Robert mochte es, wenn Menschen ihre Arme hoben, als würden sie mit einer Schusswaffe bedroht. Die Geste half ihm, sich vorzustellen, wie es sein müsste, tatsächlich mit einem Gewehr auf sie zu feuern. Die Rauchwolke, der Rückstoß, der plötzlich aufplatzende Bauchraum, der Nachhall des Schusses.

— Sie machen doch nur Ihre Arbeit, sagte Robert in einem versöhnlichen Ton.

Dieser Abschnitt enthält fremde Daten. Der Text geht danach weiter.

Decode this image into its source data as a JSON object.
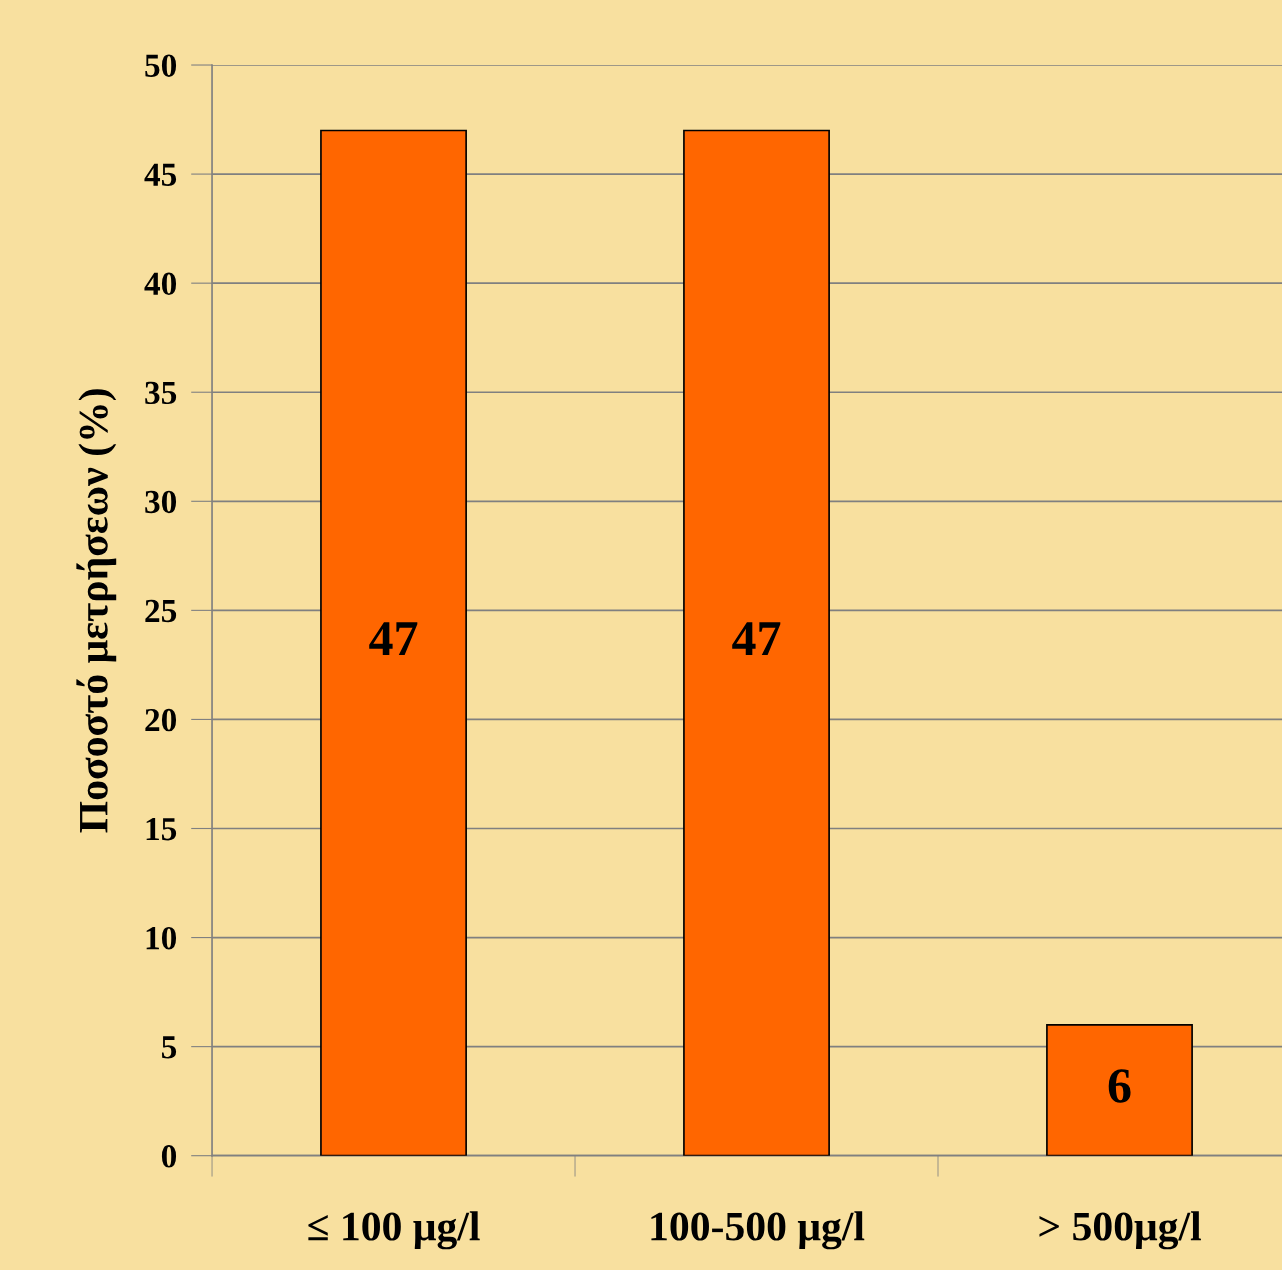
{
  "chart_data": {
    "type": "bar",
    "ylabel": "Ποσοστό μετρήσεων (%)",
    "categories": [
      "≤ 100 μg/l",
      "100-500 μg/l",
      "> 500μg/l"
    ],
    "values": [
      47,
      47,
      6
    ],
    "color": "#ff6600",
    "ylim": [
      0,
      50
    ],
    "yticks": [
      0,
      5,
      10,
      15,
      20,
      25,
      30,
      35,
      40,
      45,
      50
    ],
    "grid": "y",
    "data_labels": true
  }
}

– Äh, also … Ja, ich schätze …

Robert musste sich zurückhalten. Ein kleines Fenster in der Aufmerksamkeit des Technikers hatte sich geöffnet. Er hätte jetzt mit ihm spielen können. Dieses Aufmerksamkeitsfenster, er kannte es, spürte den Luftzug, der von ihm kam. Nur noch ein, zwei wohlplatzierte Sätze, und der Typ würde vielleicht sogar weinen.

Vielleicht ein andermal.

— Finden Sie, dass es ihm ähnlich sieht?

— Was?

— Das Bild. Hier, sehen Sie.

Robert drehte die Leinwand etwas zur Seite, so dass der Techniker nur noch den Hals recken musste. Nur nicht zu viel zeigen, die Kontrolle bewahren. Das Fenster stand immer noch offen. Die Gesichtszüge des Technikers wirkten eingeschüchtert, wie bei einem Kind, das einen fremden Erwachsenen nach der Uhrzeit oder dem Heimweg fragt.